As your expertise increases within your organization, you will need to present your work to senior leaders. In some cases, you will be lobbying for resources for an idea you have. In others, you will be reporting your successes or giving updates mid-way. If you want these presentations to go well, you need to consider the needs of senior management and connect with them in a meaningful way. This starts with your reporting. Follow these tips to improve your data and analysis.
Use Data Visualization to Explain Complex Concepts
You likely have an in-depth understanding of your department and can easily read the business intelligence that comes out of it. If there is a problem within your reporting dashboard, you can catch it quickly and put repairs into place to keep your team going. Your managers, however, likely don’t understand this — especially if you come from a technical background and they do not.
Data visualization can help with this. You can take your embedded analytics and present the information in a clear manner that is understandable to stakeholders. For example, one data illustration might feature a dangerous spike that needs to be addressed, or a line graph could have a steep incline that shows the good work you have done. Visual learners make up 65% of the population, so your data visualization can help you explain difficult concepts easier.
Pay Attention to Your PowerPoint Presentation Design
There is a belief in business that professional always means minimal and serious. As a result, many reports are created with very little thought put into the PowerPoint design or the template used. This can actually be a big mistake when reporting to upper management, especially if you want to keep your leaders engaged in your message.
Consider working with a PowerPoint presentation company to develop templates you can use for your reports. They will carefully design professional backgrounds and use your logos to create an engaging (but not distracting) corporate PowerPoint template. Once you have this layout in place, you can build all of your reports with these slides and share visual presentations that reflect how much you care about the content involved.
Define Key Concepts and Metrics
If you are presenting your PowerPoint to someone outside of your department, make sure you add definitions to the reports to help people better understand what you are trying to convey. For example, a marketer might highlight the CTR related to a digital ad campaign. Without defining the “Click-thru-rate,” and explaining what it means, many stakeholders won’t know if that number is supposed to be high or low or what it indicates.

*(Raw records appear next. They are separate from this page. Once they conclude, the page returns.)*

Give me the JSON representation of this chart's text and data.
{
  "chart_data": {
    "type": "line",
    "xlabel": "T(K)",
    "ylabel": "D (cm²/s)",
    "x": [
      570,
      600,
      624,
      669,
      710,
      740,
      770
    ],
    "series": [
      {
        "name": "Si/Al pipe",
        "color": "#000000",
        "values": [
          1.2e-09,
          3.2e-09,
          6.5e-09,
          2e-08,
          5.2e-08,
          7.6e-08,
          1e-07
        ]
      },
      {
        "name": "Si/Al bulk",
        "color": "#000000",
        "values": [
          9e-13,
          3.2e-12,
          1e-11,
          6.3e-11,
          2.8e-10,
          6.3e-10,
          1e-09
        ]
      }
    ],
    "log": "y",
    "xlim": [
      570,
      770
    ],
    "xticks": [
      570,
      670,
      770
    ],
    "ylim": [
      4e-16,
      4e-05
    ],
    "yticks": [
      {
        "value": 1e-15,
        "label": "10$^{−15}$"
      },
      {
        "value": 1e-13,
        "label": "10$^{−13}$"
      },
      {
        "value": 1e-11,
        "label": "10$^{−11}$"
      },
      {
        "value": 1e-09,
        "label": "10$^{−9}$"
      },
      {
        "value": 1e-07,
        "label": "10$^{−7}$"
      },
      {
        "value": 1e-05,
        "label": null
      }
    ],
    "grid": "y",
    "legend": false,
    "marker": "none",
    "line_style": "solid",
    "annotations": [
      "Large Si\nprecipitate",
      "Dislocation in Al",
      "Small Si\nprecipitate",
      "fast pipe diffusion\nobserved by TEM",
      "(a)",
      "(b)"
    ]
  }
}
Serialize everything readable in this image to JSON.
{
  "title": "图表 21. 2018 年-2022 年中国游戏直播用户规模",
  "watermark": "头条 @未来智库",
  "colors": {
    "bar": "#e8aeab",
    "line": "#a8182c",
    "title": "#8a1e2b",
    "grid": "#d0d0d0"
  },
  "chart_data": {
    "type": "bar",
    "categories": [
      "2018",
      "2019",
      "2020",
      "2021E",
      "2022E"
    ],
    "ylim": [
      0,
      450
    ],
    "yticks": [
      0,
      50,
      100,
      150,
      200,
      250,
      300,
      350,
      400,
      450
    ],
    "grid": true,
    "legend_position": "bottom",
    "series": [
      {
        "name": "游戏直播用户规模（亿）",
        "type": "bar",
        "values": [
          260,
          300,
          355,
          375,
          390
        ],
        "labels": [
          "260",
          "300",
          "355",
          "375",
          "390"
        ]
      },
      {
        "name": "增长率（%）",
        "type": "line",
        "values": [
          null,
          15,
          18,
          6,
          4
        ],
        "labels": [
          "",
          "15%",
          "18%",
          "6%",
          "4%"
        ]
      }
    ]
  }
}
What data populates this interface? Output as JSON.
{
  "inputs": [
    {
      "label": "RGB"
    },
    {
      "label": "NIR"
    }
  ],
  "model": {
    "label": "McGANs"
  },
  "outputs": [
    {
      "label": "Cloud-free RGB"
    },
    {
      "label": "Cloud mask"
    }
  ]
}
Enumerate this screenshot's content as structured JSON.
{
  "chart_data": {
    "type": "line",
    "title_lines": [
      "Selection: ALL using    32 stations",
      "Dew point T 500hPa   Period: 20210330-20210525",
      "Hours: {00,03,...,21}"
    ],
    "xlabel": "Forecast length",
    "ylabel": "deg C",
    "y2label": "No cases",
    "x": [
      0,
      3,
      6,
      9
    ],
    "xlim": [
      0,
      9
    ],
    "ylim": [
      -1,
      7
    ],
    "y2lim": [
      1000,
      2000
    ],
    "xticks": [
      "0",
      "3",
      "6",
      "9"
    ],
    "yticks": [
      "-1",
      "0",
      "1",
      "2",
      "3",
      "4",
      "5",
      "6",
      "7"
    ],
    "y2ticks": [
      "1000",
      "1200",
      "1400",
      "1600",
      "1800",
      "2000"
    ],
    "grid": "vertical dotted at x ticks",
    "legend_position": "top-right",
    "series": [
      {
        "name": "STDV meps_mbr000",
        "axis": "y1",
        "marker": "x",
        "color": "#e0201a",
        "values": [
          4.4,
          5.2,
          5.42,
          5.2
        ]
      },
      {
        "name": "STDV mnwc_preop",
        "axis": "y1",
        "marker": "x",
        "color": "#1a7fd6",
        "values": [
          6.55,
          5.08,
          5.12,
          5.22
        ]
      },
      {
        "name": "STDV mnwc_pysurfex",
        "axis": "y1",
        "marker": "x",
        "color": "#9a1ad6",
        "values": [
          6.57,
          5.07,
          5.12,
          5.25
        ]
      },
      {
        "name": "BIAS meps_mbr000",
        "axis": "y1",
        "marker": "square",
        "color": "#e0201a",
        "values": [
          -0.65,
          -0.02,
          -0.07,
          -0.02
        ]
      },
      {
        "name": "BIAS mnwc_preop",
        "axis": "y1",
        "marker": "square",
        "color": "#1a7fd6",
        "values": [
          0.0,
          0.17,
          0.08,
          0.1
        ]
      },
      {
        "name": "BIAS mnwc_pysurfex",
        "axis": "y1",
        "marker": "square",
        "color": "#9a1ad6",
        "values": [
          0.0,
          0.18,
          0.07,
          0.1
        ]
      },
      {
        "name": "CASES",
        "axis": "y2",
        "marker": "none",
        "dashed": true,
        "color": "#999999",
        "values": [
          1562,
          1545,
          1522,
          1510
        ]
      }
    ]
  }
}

Along with defining key metrics, add a slide for commentary within your presentation. This takes the hard numbers and provides context through a handful of bullet points. Basically, anyone who looks at the slides after the meeting should be able to understand what the data means and what action you expect them to take after reviewing this information.
Give Your Managers Time to Review the Materials
If you are presenting complex analytics or a large number of KPIs that take time to understand, make sure you present your reports to management before you meet with them to review your insights. Data analysis takes time, and you don’t want to distract the people you are meeting with by asking them to read various charts while listening to your context at the same time.
Make sure your managers have at least 24 hours to review your reports before you meet to discuss them. This doesn’t mean they will actually look at the content, but at least you gave them the chance to.
Working with managers in your business means advocating for additional money, employees, and time. If you can present clear business intelligence that explains why you need these resources through quality reporting, then you can win over professionals in your organization and grow your department over time.